Ticket 15240

Summary: Record Restart Count in Database
Product: Slurm Reporter: Paul Edmon <pedmon>
Component: DatabaseAssignee: Jason Booth <jbooth>
Status: RESOLVED INFOGIVEN QA Contact:
Severity: 4 - Minor Issue    
Priority: ---    
Version: 23.02.x   
Hardware: Linux   
OS: Linux   
Site: Harvard University Alineos Sites: ---
Atos/Eviden Sites: --- Confidential Site: ---
Coreweave sites: --- Cray Sites: ---
DS9 clusters: --- HPCnow Sites: ---
HPE Sites: --- IBM Sites: ---
NOAA SIte: --- OCF Sites: ---
Recursion Pharma Sites: --- SFW Sites: ---
SNIC sites: --- Linux Distro: ---
Machine Name: CLE Version:
Version Fixed: Target Release: ---
DevPrio: --- Emory-Cloud Sites: ---

Description Paul Edmon 2022-10-19 11:09:09 MDT
squeue has the ability to tell you how many times a job restarted but that data is not recorded anywhere for posterity.  It would be useful to have a record of this so that one could reconstruct things like, on average how many jobs are getting preempted/restarted and what is the higher number of restarts? Please add this as a field to the slurmdbd job records.
Comment 2 Jason Booth 2022-10-20 10:11:46 MDT
Paul, you can access this information today with a few of the sacct options.


https://slurm.schedmd.com/sacct.html#OPT_duplicates
https://slurm.schedmd.com/sacct.html#OPT_state


The -D option can be used with a specific job, so a user who wants to know how many times a job is restarted can use this option to count those events.

For a broader overview, you can use a timeframe with the state flag.

For example:
> sacct -S2020-01-01-9:00 -E2022-10-20-12:00 --state=PREEMPTED

https://slurm.schedmd.com/sacct.html#OPT_PR--PREEMPTED

> PR PREEMPTED
> Job terminated due to preemption.


Would these satisfy your needs?
Comment 3 Paul Edmon 2022-10-20 10:41:39 MDT
That's quite a bit of work to just get a value for a counter.  A summary 
counter of how may requeues would be easier to reference and plot graphs 
of.  Imagine looping over all the jobs in your database to pull the 
requeue information for historic estimates of how many requeues on 
average jobs get.  Instead of querying a single integer value, you have 
to pull a bunch of information from the slurmdbd and then do some math 
to reconstruct the value.  Or if you want to poll this on a loop now you 
have massive sacct lines and returns coming for the slurmdbd to then 
reconstruct into a single value you want to plot.  This adds overhead to 
polling the scheduler rather than looking at a single counter per job 
that can be updated.

The data is already available easily in squeue as RestartCnt:

*RestartCnt*<https://slurm.schedmd.com/squeue.html#OPT_RestartCnt>
    The number of restarts for the job. (Valid for jobs only) 
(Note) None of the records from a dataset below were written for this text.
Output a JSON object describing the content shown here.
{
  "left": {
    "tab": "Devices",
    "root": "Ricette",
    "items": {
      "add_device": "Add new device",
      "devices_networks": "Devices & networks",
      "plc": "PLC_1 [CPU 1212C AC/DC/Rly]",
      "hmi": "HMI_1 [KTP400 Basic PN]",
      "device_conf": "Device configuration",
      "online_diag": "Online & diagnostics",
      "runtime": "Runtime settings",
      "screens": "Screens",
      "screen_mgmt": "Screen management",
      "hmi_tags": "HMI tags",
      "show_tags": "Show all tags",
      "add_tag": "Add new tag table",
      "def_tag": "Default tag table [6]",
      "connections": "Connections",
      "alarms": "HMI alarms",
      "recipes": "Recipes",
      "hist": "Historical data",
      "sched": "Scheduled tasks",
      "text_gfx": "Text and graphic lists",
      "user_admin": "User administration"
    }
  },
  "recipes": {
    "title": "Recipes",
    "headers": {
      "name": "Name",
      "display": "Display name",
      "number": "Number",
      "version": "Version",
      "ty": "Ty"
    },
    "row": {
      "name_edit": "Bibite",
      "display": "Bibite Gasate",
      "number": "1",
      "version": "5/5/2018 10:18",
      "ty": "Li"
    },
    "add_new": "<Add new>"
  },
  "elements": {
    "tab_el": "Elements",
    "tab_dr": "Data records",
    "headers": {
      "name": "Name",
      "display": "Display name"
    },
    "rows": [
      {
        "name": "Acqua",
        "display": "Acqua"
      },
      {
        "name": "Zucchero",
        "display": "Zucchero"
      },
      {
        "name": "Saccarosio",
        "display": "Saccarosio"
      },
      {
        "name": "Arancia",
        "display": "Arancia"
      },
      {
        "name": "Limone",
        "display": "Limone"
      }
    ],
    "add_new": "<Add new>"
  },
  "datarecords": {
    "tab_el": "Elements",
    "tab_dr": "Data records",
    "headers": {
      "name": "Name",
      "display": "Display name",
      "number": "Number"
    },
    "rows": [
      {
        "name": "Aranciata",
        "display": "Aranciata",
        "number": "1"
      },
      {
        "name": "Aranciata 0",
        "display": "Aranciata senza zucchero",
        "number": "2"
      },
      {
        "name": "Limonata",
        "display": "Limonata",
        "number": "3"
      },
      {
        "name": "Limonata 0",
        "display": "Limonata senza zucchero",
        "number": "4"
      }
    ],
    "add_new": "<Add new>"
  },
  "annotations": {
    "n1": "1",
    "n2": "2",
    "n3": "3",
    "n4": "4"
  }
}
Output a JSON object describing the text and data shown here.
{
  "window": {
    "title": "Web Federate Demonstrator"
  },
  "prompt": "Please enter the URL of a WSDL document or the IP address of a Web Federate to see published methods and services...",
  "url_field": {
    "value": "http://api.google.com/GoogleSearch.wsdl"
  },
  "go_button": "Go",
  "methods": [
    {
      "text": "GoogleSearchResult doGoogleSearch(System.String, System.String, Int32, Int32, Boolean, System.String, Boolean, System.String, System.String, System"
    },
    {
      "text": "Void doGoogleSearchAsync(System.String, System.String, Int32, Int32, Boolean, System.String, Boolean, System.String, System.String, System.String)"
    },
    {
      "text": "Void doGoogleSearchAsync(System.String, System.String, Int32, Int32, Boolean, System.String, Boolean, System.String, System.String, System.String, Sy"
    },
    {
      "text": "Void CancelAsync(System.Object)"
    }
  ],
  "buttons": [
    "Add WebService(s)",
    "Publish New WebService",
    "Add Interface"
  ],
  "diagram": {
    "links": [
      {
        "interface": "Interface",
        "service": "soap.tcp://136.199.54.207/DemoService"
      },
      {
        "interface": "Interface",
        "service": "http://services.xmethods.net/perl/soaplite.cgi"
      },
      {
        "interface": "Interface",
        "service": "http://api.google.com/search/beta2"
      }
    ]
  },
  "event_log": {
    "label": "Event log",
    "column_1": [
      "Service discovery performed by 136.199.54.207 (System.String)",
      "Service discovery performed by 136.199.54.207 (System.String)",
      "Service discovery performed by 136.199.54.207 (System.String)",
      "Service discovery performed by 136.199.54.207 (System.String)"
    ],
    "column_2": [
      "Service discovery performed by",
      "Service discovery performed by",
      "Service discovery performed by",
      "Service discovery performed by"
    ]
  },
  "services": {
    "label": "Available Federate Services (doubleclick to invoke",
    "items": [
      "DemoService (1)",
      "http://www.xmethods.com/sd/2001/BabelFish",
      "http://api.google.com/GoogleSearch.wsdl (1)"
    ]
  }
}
Ideally all the values availble to squeue should be available as 
historic records in the slurmdbd.  This would also unify the information 
and options between squeue and sacct which arguably should be able to 
show the same data.

-PaulE dmon-

On 10/20/22 12:11 PM, bugs@schedmd.com wrote:
> Jason Booth <mailto:jbooth@schedmd.com> changed bug 15240 
> <https://bugs.schedmd.com/show_bug.cgi?id=15240>
> What 	Removed 	Added
> Assignee 	support@schedmd.com 	jbooth@schedmd.com
>
> *Comment # 2 <https://bugs.schedmd.com/show_bug.cgi?id=15240#c2> on 
> bug 15240 <https://bugs.schedmd.com/show_bug.cgi?id=15240> from Jason 
> Booth <mailto:jbooth@schedmd.com> *
> Paul, you can access this information today with a few of the sacct options.
>
>
> https://slurm.schedmd.com/sacct.html#OPT_duplicates
> https://slurm.schedmd.com/sacct.html#OPT_state
>
>
> The -D option can be used with a specific job, so a user who wants to know how
> many times a job is restarted can use this option to count those events.
>
> For a broader overview, you can use a timeframe with the state flag.
>
> For example:
> > sacct -S2020-01-01-9:00 -E2022-10-20-12:00 --state=PREEMPTED
>
> https://slurm.schedmd.com/sacct.html#OPT_PR--PREEMPTED
>
> > PR PREEMPTED > Job terminated due to preemption.
>
>
> Would these satisfy your needs?
> ------------------------------------------------------------------------
> You are receiving this mail because:
>
>   * You reported the bug.
>
Comment 4 Jason Booth 2022-12-22 16:06:43 MST
I assume my reply was satisfactory. I am resolving this out. Please feel free to re-open this should you have question related to my last reply.